Multnomah County commissioners voted Thursday to talk with the City of Portland about banning gas-powered leaf blowers, citing the devices’ emissions and noise as reason to eventually take them off the streets.
The leaf blower measure county commissioners approved has no immediate impact on Oregonians who regularly use the devices. The work group will convene in 2022, the office of the commissioner spearheading the proposal said, with a proposal potentially ready by the middle of the year.
In addition to voting to partner with the city on a work group next year to phase out gas-powered leaf blowers, commissioners approved measures to phase out the county’s own use of the devices by 2024, install charging stations and educate the public about the devices’ hazards.
Gas-powered leaf blowers have been on the political docket in Oregon for several years, with bills filed in 2019 and this year in the Legislature seeking their prohibition, one statewide and the other in counties with 400,000 or more residents. Neither made it to a vote.
When testifying against the older bill, a representative of the landscaping industry said a ban could do real harm to smaller landscapers who can’t afford to transition to all electric equipment.

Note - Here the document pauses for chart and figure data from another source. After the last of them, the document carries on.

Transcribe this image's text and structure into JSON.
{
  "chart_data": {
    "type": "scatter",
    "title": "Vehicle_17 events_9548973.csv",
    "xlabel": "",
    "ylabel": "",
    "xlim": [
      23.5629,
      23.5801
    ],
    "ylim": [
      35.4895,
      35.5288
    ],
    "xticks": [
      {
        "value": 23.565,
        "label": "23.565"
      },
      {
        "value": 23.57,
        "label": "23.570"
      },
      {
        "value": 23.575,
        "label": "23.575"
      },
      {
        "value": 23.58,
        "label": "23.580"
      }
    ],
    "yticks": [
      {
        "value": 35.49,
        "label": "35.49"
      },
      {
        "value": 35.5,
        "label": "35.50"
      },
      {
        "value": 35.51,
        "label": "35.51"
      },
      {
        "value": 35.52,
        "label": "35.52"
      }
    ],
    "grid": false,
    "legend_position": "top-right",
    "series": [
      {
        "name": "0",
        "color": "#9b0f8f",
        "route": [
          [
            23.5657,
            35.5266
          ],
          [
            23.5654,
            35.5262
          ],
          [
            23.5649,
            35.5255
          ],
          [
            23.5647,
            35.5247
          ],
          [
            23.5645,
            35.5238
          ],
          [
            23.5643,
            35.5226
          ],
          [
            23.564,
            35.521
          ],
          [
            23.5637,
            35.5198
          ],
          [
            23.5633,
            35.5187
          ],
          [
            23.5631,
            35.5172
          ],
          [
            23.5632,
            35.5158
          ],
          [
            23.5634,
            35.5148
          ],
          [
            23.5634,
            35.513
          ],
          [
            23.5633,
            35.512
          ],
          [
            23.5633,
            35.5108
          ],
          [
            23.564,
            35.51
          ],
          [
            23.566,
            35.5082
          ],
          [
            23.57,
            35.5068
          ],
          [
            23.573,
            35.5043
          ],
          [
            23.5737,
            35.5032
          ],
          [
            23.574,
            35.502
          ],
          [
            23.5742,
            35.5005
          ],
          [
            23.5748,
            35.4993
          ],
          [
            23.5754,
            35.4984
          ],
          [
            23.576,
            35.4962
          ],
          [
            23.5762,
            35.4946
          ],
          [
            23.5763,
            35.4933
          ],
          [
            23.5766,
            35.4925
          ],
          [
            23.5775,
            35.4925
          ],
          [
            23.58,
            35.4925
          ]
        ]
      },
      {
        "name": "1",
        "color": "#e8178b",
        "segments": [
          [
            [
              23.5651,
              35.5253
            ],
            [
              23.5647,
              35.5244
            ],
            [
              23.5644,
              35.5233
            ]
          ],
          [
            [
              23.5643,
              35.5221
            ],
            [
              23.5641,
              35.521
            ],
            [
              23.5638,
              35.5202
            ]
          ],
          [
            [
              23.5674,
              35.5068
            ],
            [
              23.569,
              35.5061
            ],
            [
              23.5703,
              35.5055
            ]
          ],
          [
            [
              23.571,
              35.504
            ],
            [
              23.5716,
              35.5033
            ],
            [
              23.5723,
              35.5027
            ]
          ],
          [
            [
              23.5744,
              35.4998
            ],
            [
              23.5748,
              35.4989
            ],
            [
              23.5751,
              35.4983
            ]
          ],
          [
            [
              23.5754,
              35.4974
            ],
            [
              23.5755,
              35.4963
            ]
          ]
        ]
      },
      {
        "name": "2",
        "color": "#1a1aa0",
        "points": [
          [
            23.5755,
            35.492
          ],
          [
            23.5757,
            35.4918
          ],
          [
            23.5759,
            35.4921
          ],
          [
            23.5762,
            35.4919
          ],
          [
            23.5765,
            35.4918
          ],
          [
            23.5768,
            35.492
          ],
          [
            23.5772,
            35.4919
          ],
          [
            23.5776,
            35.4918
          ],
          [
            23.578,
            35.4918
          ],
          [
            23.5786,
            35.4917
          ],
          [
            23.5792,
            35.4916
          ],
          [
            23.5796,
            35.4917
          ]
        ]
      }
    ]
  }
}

The county’s vote came one week after California regulators voted to ban the sale of new gas leaf blowers by 2024.
The most notable progress toward a ban has been in Portland. Just months before the pandemic hit Oregon, city commissioners voted to phase out 300 city-owned gas-powered leaf blowers used by employees and replace them by 2021 with electric and battery-powered leaf blowers.
Since then, the Portland Parks & Recreation department’s electric leaf blower inventory has grown from eight to 24, City Commissioner Carmen Rubio told county commissioners Thursday. But the original goals have not been met.
“The transition to electric is still in progress,” Rubio said, with efforts slower than desired at least in part because battery-powered leaf blowers aren’t sufficiently powerful, long-lasting or safe for the city’s needs.
Commissioner Jessica Vega Pederson, who holds the anti-gas leaf blower mantle on the Multnomah County side, as well as several members of the public, lent impassioned support for the resolution and a potential ban.
“Banning these devices would lower our carbon emissions, reduce air pollution and improve our environment,” Vega Pederson said in a statement. “It’s a win-win-win.”
Top among the commissioner’s and advocates’ concerns are the devices’ potential contribution to the climate crisis, dangerous noise levels and concern about worker safety due to their volume and the toxins they release.
One member of the public who spoke Thursday, Albert Kaufman, urged even swifter action.
“We don’t need a work group on this,” the man said. “We just need to ban these things and move on.”